Beyond buyer agent and buyer advocate
Your Melbourne property investment adviser
Death, debt and divorce are three major drivers of property listings. Unhappy events for those involved, but manna from heaven for estate agents in their eternal quest for listings.
By and large, these events occur fairly evenly over the property cycle. Yes, perhaps there is an uptick in debt- and divorce-prompted listings during economic downturns, but overall, they are the old reliables for agents. And the clients they deliver tend to be good ones for agents. Invariably, the vendor wants a deal to be done and are prepared to accept whatever is the prevailing market rate.
There is one more D – the discretionary vendor. This group are a more mercurial bunch for agents to contend with. They are in control of when they sell and whether to sell at all. Their biggest motivation is price and, more specifically, to come away with substantial equity to fund their next venture.

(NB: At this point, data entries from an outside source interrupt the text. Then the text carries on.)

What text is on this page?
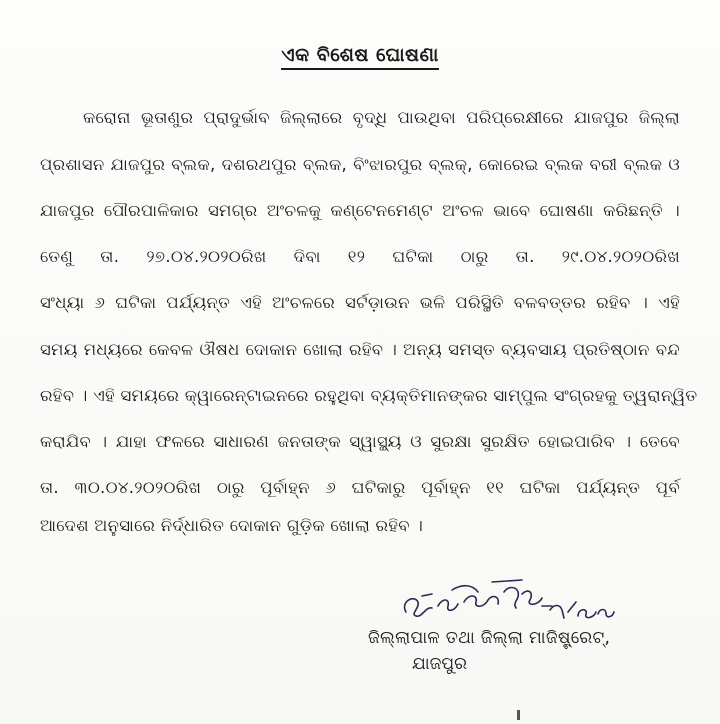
ଏକ ବିଶେଷ ଘୋଷଣା
କରୋନା ଭୂତାଣୁର ପ୍ରାଦୁର୍ଭାବ ଜିଲ୍ଲାରେ ବୃଦ୍ଧି ପାଉଥିବା ପରିପ୍ରେକ୍ଷୀରେ ଯାଜପୁର ଜିଲ୍ଲା
ପ୍ରଶାସନ ଯାଜପୁର ବ୍ଲକ, ଦଶରଥପୁର ବ୍ଲକ, ବିଂଝାରପୁର ବ୍ଲକ୍, କୋରେଇ ବ୍ଲକ ବରୀ ବ୍ଲକ ଓ
ଯାଜପୁର ପୌରପାଳିକାର ସମଗ୍ର ଅଂଚଳକୁ କଣ୍ଟେନମେଣ୍ଟ ଅଂଚଳ ଭାବେ ଘୋଷଣା କରିଛନ୍ତି ।
ତେଣୁ ତା. ୨୭.୦୪.୨୦୨୦ରିଖ ଦିବା ୧୨ ଘଟିକା ଠାରୁ ତା. ୨୯.୦୪.୨୦୨୦ରିଖ
ସଂଧ୍ୟା ୬ ଘଟିକା ପର୍ଯ୍ୟନ୍ତ ଏହି ଅଂଚଳରେ ସର୍ଟଡ଼ାଉନ ଭଳି ପରିସ୍ଥିତି ବଳବତ୍ତର ରହିବ । ଏହି
ସମୟ ମଧ୍ୟରେ କେବଳ ଔଷଧ ଦୋକାନ ଖୋଲା ରହିବ । ଅନ୍ୟ ସମସ୍ତ ବ୍ୟବସାୟ ପ୍ରତିଷ୍ଠାନ ବନ୍ଦ
ରହିବ । ଏହି ସମୟରେ କ୍ୱାରେନ୍‌ଟାଇନରେ ରହୁଥିବା ବ୍ୟକ୍ତିମାନଙ୍କର ସାମ୍ପୁଲ ସଂଗ୍ରହକୁ ତ୍ୱରାନ୍ୱିତ
କରାଯିବ । ଯାହା ଫଳରେ ସାଧାରଣ ଜନତାଙ୍କ ସ୍ୱାସ୍ଥ୍ୟ ଓ ସୁରକ୍ଷା ସୁରକ୍ଷିତ ହୋଇପାରିବ । ତେବେ
ତା. ୩୦.୦୪.୨୦୨୦ରିଖ ଠାରୁ ପୂର୍ବାହ୍ନ ୬ ଘଟିକାରୁ ପୂର୍ବାହ୍ନ ୧୧ ଘଟିକା ପର୍ଯ୍ୟନ୍ତ ପୂର୍ବ
ଆଦେଶ ଅନୁସାରେ ନିର୍ଦ୍ଧାରିତ ଦୋକାନ ଗୁଡ଼ିକ ଖୋଲା ରହିବ ।
ଜିଲ୍ଲାପାଳ ତଥା ଜିଲ୍ଲା ମାଜିଷ୍ଟ୍ରେଟ୍,
ଯାଜପୁର
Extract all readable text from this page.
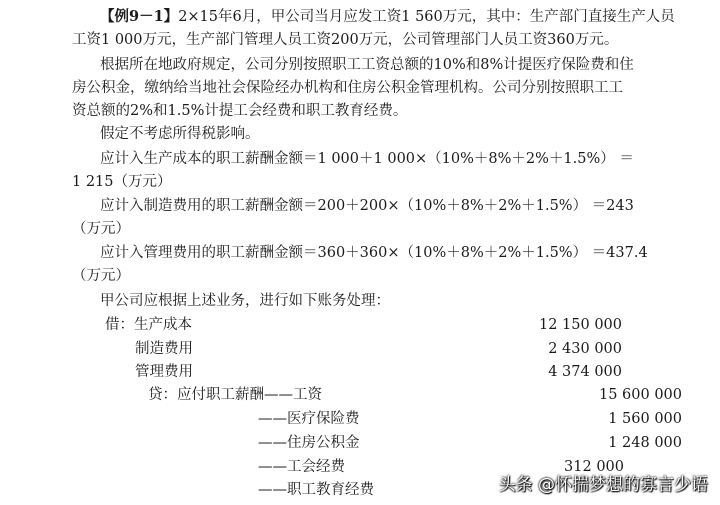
【例9－1】2×15年6月，甲公司当月应发工资1 560万元，其中：生产部门直接生产人员
工资1 000万元，生产部门管理人员工资200万元，公司管理部门人员工资360万元。
根据所在地政府规定，公司分别按照职工工资总额的10%和8%计提医疗保险费和住
房公积金，缴纳给当地社会保险经办机构和住房公积金管理机构。公司分别按照职工工
资总额的2%和1.5%计提工会经费和职工教育经费。
假定不考虑所得税影响。
应计入生产成本的职工薪酬金额＝1 000＋1 000×（10%＋8%＋2%＋1.5%） ＝
1 215（万元）
应计入制造费用的职工薪酬金额＝200＋200×（10%＋8%＋2%＋1.5%） ＝243
（万元）
应计入管理费用的职工薪酬金额＝360＋360×（10%＋8%＋2%＋1.5%） ＝437.4
（万元）
甲公司应根据上述业务，进行如下账务处理：
借：生产成本	12 150 000
制造费用	2 430 000
管理费用	4 374 000
贷：应付职工薪酬——工资	15 600 000
——医疗保险费	1 560 000
——住房公积金	1 248 000
——工会经费	312 000
——职工教育经费	头条 @怀揣梦想的寡言少语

But for homeowners looking to switch, it’s not just about selling the current property for the best price. They also have half an eye on the replacement property. Usually, they will have given extensive consideration to the desired characteristics – in terms of location, proximity to amenities such as schools, style and size – that the replacement property should possess. After selling the first property, the biggest fear is failure to find a suitable replacement and to be stranded betwixt and between. So unless they are confident that there is a reasonable pool of their preferred property profile in the current market, few are willing to consider selling the incumbent home.

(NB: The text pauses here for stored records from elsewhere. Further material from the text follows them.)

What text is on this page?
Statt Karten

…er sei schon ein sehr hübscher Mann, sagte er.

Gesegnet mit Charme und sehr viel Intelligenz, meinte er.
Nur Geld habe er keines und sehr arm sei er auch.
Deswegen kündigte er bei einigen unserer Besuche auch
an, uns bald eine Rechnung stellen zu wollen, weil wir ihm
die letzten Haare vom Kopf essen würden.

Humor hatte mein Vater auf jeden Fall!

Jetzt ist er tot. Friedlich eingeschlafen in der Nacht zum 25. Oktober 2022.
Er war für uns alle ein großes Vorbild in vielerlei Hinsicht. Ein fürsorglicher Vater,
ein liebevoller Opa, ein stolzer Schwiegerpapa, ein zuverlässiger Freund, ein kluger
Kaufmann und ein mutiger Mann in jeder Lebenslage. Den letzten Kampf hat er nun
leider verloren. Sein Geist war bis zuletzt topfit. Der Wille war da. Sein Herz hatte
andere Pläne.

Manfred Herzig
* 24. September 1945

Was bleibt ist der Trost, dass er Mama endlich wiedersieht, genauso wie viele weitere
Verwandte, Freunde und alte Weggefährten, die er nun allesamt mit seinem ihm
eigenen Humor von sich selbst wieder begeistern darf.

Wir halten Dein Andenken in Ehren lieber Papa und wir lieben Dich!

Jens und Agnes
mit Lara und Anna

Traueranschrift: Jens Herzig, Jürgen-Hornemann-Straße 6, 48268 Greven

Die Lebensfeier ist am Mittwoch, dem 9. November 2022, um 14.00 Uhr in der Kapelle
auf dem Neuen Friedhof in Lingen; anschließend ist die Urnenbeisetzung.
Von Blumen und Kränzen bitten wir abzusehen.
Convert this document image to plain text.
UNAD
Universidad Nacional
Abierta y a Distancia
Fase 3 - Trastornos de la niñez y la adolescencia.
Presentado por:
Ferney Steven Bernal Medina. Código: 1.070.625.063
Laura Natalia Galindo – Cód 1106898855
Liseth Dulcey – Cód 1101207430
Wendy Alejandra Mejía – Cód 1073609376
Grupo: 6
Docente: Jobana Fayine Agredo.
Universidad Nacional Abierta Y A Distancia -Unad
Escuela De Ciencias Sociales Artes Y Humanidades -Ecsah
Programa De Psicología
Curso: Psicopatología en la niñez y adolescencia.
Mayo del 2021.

Like the stock market, the property market works best when there is depth in the number of prospective buyers and sellers – it has liquidity to use the stock broker jargon.

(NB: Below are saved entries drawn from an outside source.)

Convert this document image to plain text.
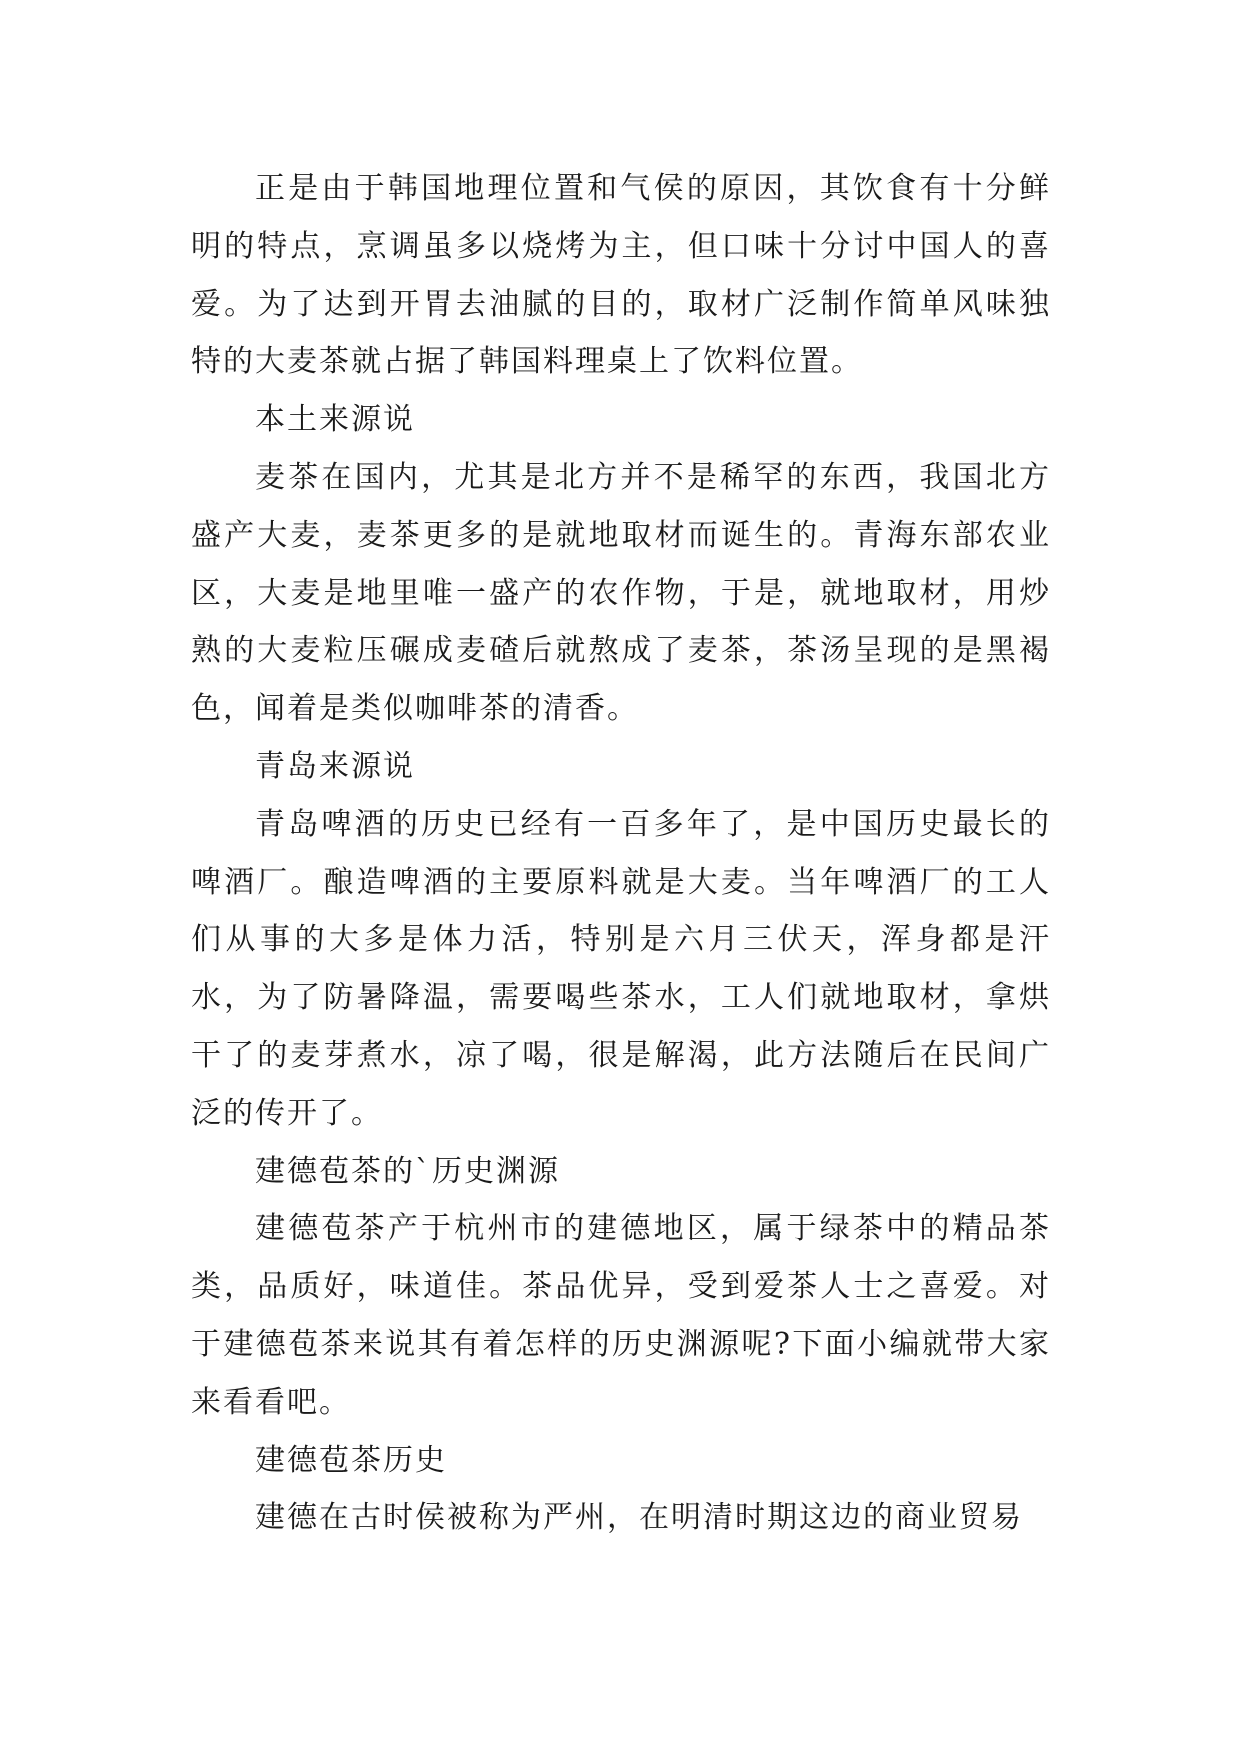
正是由于韩国地理位置和气侯的原因，其饮食有十分鲜明的特点，烹调虽多以烧烤为主，但口味十分讨中国人的喜爱。为了达到开胃去油腻的目的，取材广泛制作简单风味独特的大麦茶就占据了韩国料理桌上了饮料位置。

本土来源说

麦茶在国内，尤其是北方并不是稀罕的东西，我国北方盛产大麦，麦茶更多的是就地取材而诞生的。青海东部农业区，大麦是地里唯一盛产的农作物，于是，就地取材，用炒熟的大麦粒压碾成麦碴后就熬成了麦茶，茶汤呈现的是黑褐色，闻着是类似咖啡茶的清香。

青岛来源说

青岛啤酒的历史已经有一百多年了，是中国历史最长的啤酒厂。酿造啤酒的主要原料就是大麦。当年啤酒厂的工人们从事的大多是体力活，特别是六月三伏天，浑身都是汗水，为了防暑降温，需要喝些茶水，工人们就地取材，拿烘干了的麦芽煮水，凉了喝，很是解渴，此方法随后在民间广泛的传开了。

建德苞茶的`历史渊源

建德苞茶产于杭州市的建德地区，属于绿茶中的精品茶类，品质好，味道佳。茶品优异，受到爱茶人士之喜爱。对于建德苞茶来说其有着怎样的历史渊源呢?下面小编就带大家来看看吧。

建德苞茶历史

建德在古时侯被称为严州，在明清时期这边的商业贸易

The exacting requirements of many discretionary vendors means it can take several months for the property market to come alive volume-wise even after participants first see the signal of higher prices. It’s a Catch-22. The market can only get going if there is stock. But initially there are few discretionary sellers because there is nothing to buy as a replacement. Eventually the inertia is overcome and volumes build.
Fortunately, today in most of our major capital cities, sales volumes are high as there is good liquidity. Higher prices have delivered a plentiful supply of discretionary sellers in the market. Buyers have an abundant choice of properties to choose from. Yes, you’ll have to pay 5 to 10 per cent more in most cities (and up to 15 per cent in Sydney) than you did 12 months ago, but without those price rises it would be far harder to find what you want.
And that’s the reality of the property market. There is a trade-off: abundant choice and good quality come with rising prices; falling or stagnant prices usually results in little choice or quality.
So putting aside value judgements about whether rising property prices are a good or bad thing, prospective buyers must recognise that there are risks around trying to time the market. If you’re hoping for prices to fall, not only might it take longer to happen than you expect, but you may rue what you wish for when the downturn eventually arrives. If you wait until the market cools, you may risk the discretionary vendors withdrawing and it can be difficult to find what you want.